Only in Firefox 33.1.1 on Windows 8 there is a problem.

I am attaching part of the text that is resulting in the problem, which I saved in Notepad with ANSI encoding.

Do you think the problem crept in while the text was copy-pasted between various editors, for instance Notepad to MS Word and then into WordPress' post editor?
  1. problematicText.txt0.8 kB
    Problematic text
mikeday
I'm not sure, but once it is converted to PDF it really shouldn't matter, so this seems like a bug in Firefox pdf.js.
Initiator
Another interesting thing is that this problem doesn't happen with other text. So I am suspecting the "journey" taken by the text might have something to do with this problem, like saving in MS Word in a certain format, then moving to Notepad, and so on. I guess the best workaround would be to ascertain which "journey" works and stick to it.
mikeday
Yes. If you would like us to take a look at it, please attach a small HTML document that replicates the problem.
Initiator
I am attaching a sample HTML file.

Steps to replicate:
1) Generate PDF from sample file using PrinceXML.
2) Upload the generated PDF to WordPress site.
3) View the uploaded PDF in Firefox 33.1.1 (Windows 8 ) PDF Viewer.
4) Notice the garbled text as indicated in the first post of this thread.
  1. BanglaText.html20.5 kB
    Bangla Text in Firefox

Edited by Initiator

mikeday
We need to eliminate step 2. If you download it from WordPress and save it locally, has the file changed?
Initiator
If I download it from WordPress and save it locally, the text looks perfect in Adobe Acrobat Reader.
mikeday
Yes, but what about in Firefox? You can open local PDF files in Firefox too.
Initiator
I don't have access to the problematic machine at the moment. I'll update this thread as soon as I do.
Initiator
Mike, I have confirmed that local PDF files in Firefox look garbled, like that screenshot.
mikeday
Can you attach one of the garbled PDF files, just to make sure I am testing the same file?
Initiator
Here's the file!
  1. The_FIrst_Step_PDF.pdf304.6 kB
    First Step

Edited by Initiator

mikeday
This PDF file has been modified by "Adobe PDF Library 11.0".
Initiator
Mike, you have my apologies. I have now uploaded the correct PDF. The earlier one was generated by PrinceXML and modified. Both have the issue.

Edited by Initiator

mikeday
Thanks, I can replicate the issue with Firefox 34 on Linux.
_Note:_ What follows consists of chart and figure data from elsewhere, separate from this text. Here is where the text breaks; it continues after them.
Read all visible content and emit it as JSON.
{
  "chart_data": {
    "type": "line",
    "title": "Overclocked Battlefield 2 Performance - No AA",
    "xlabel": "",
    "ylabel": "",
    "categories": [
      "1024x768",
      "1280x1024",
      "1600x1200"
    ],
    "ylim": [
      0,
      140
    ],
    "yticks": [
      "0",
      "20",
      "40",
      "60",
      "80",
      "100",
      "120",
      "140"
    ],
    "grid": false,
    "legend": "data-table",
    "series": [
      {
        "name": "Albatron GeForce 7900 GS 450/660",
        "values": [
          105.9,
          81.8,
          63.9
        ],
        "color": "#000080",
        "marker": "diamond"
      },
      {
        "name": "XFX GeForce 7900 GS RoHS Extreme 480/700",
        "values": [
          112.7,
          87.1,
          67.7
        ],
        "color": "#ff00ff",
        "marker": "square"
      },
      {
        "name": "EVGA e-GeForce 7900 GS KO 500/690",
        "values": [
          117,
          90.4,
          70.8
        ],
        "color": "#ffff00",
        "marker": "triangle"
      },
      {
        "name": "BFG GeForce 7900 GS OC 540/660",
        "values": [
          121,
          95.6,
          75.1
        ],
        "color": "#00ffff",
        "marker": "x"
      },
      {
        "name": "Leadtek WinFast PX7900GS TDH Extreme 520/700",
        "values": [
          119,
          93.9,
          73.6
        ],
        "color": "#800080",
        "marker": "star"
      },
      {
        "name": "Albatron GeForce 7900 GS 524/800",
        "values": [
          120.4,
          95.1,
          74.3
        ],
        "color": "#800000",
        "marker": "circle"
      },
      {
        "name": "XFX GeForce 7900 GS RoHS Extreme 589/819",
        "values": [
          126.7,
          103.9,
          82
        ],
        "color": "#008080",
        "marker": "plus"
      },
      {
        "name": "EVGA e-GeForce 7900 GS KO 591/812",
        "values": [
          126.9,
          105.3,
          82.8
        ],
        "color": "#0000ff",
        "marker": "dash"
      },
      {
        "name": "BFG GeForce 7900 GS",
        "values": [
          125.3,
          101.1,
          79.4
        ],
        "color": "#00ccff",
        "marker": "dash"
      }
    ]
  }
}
Can you also attach the HTML input featuring the exact text used to create this PDF? (Or at least one paragraph from it).
Initiator
The HTML file is here: http://www.princexml.com/forum/post/13492/attachment/BanglaText.html

I'd attached it in an earlier post here.
mikeday
Thanks. Some how when I convert it, although I get the same text, there is no problem in Firefox. I'm wondering if some of the CSS is causing the problem, as I don't have access to the style sheets. Are you applying the prince-text-replace property at all?

I've attached a very simple test document that just has a small bit of text using the AdorshoLipi font. This does not cause any problems for me when I view the PDF in Firefox, does it work for you?
  1. new.html0.1 kB
Initiator
I am using this in Prince:
<style>
*{prince-text-replace:\'\200c\' \'\200b\' \'\200d\' \'\200b\'}
</style>


I will test with the sample text you've attached and let you know my findings.
mikeday
Right, none of those characters are in the sample text, so it might not be related.

By the way, why are the single quotes escaped? It should be:
prince-text-replace '\200c' '\200b' '\200d' '\200b'

That will replace U+200C and U+200D with U+200B.
Initiator
The single quotes are escaped because I had written this within PHP tags, and forgot to remove them here :)

By the way, I've filed a bug with Mozilla for the PDF rendering issue:

https://bugzilla.mozilla.org/show_bug.cgi?id=1108301



Edited by Initiator

mikeday
Great, it looks like they will be able to fix the issue.